ISO 27001 fordert von Unternehmen, dass sie ihre eigene IT-Infrastruktur (dazu gehören nicht nur interne Netzwerke und Geräte, die mit dem Internet verbunden sind, sondern auch Smartphones von Beschäftigten und sogar der Heimarbeitsplatz im Homeoffice) regelmäßig überprüfen. Alles kann zum Einfallstor für Cyberkrimielle werden. Und stellt damit ein Sicherheitsrisiko dar.

ISO 27001 schreibt keine spezifische Form einer Risikoanalyse vor. Jedoch gibt es Sicherheitskriterien, die in der Norm aufgelistet werden. Zudem gibt es Standards wie beispielsweise den BSI-Standard die mit ISO 27001 kompatibel sind.

Welche Audits zur Informationssicherheit verlangt ISO 27001 (Kapitel 9.2)

Interne Audits sind eine zentrale Anforderung von Managementsystemen wie beispielsweise einem Qualitätsmanagementsystem nach ISO 9001:2015. Worum geht es dabei?

  • Audits sind interne Überprüfungen, die geplant und durchgeführt werden müssen.
  • Dahinter steckt die Philosophie: Wenn man nicht regelmäßig und geplant etwas überprüft, gerät es irgendwann aus dem Fokus und schließlich in Vergessenheit.
  • Genau diese Form von Nachlässigkeit ist es aber, die letztlich Angriffsrisiken erhöht und in der Folge zu Schäden führen kann.

ISO 27001 schreibt nicht vor, in welcher Form diese Audits durchgeführt werden sollen. Dafür gibt es die Spezialnorm ISO 19011 (Auditierung von Managementsystemen), die bestimmte Kriterien vorsieht. Die wichtigsten sind die Fachkompetenz interner Auditor*innen sowie die Unabhängigkeit.

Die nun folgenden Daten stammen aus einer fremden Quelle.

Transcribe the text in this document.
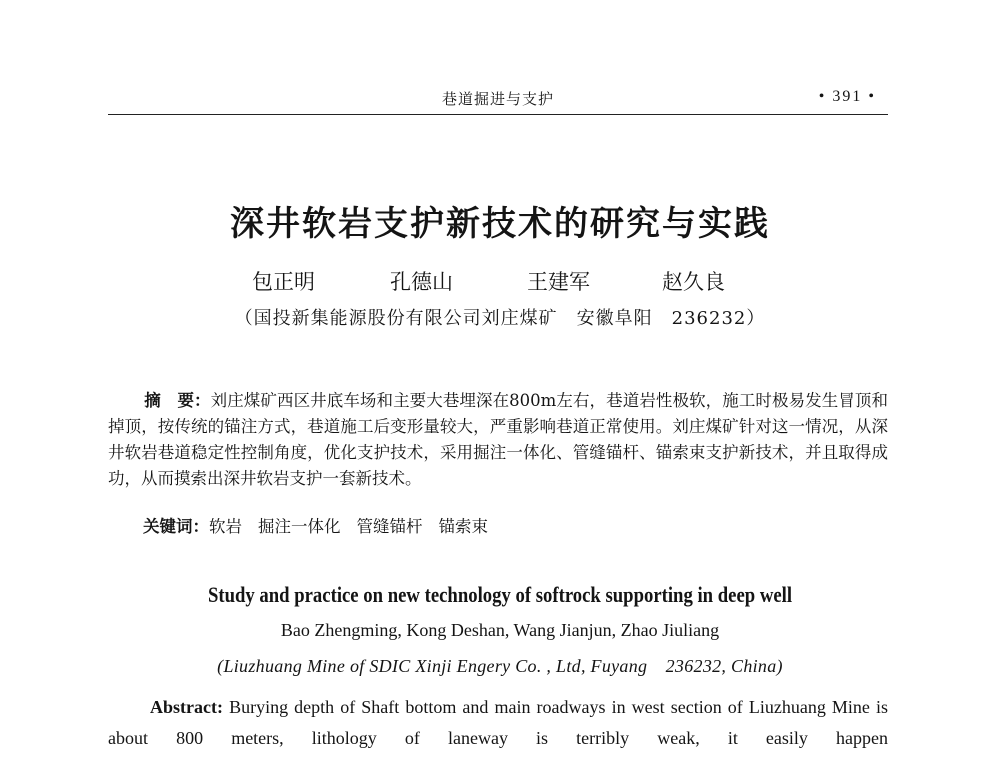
巷道掘进与支护	• 391 •
深井软岩支护新技术的研究与实践
包正明	孔德山	王建军	赵久良
（国投新集能源股份有限公司刘庄煤矿　安徽阜阳　236232）

摘　要：刘庄煤矿西区井底车场和主要大巷埋深在800m左右，巷道岩性极软，施工时极易发生冒顶和掉顶，按传统的锚注方式，巷道施工后变形量较大，严重影响巷道正常使用。刘庄煤矿针对这一情况，从深井软岩巷道稳定性控制角度，优化支护技术，采用掘注一体化、管缝锚杆、锚索束支护新技术，并且取得成功，从而摸索出深井软岩支护一套新技术。

关键词：软岩 掘注一体化 管缝锚杆 锚索束
Study and practice on new technology of softrock supporting in deep well
Bao Zhengming, Kong Deshan, Wang Jianjun, Zhao Jiuliang
(Liuzhuang Mine of SDIC Xinji Engery Co. , Ltd, Fuyang　236232, China)

Abstract: Burying depth of Shaft bottom and main roadways in west section of Liuzhuang Mine is about 800 meters, lithology of laneway is terribly weak, it easily happen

Eigentlich selbstverständliche Anforderungen: Was hilft ein geschönter Audit, bei dem Sicherheitsrisiken – z.B. aus unternehmenspolitischen Gründen – nicht aufgedeckt werden, wenn dadurch Schwachstellen für mögliche Angriffe auf die Informationssicherheit bestehen bleiben?

Wie muss ich Informationssicherheit verbessern? (ISO 27001 Kapitel 10.1)

ISO 27001 liegt – wie allen zertifizierbaren Normen der ISO-Familie- die Philosophie des „aus Fehlern Lernens“ zugrunde. Kapitel 10.1. legt deshalb einen verbindlichen Umgang mit erkannten Schwachstellen und Sicherheitsmängeln fest. Sie sollen dazu dienen, das Gesamtsystem zu verbessern.

Diese Auflistung ist nicht vollständig. Sie wird in der Praxis durch Sicherheitskriterien ergänzt. Doch sie gibt einen guten Überblick darüber, wie das Managementsystem aufgebaut ist und welche Anforderungen an Unternehmen gestellt werden, die eine ISO 27001-Zertifizierung anstreben.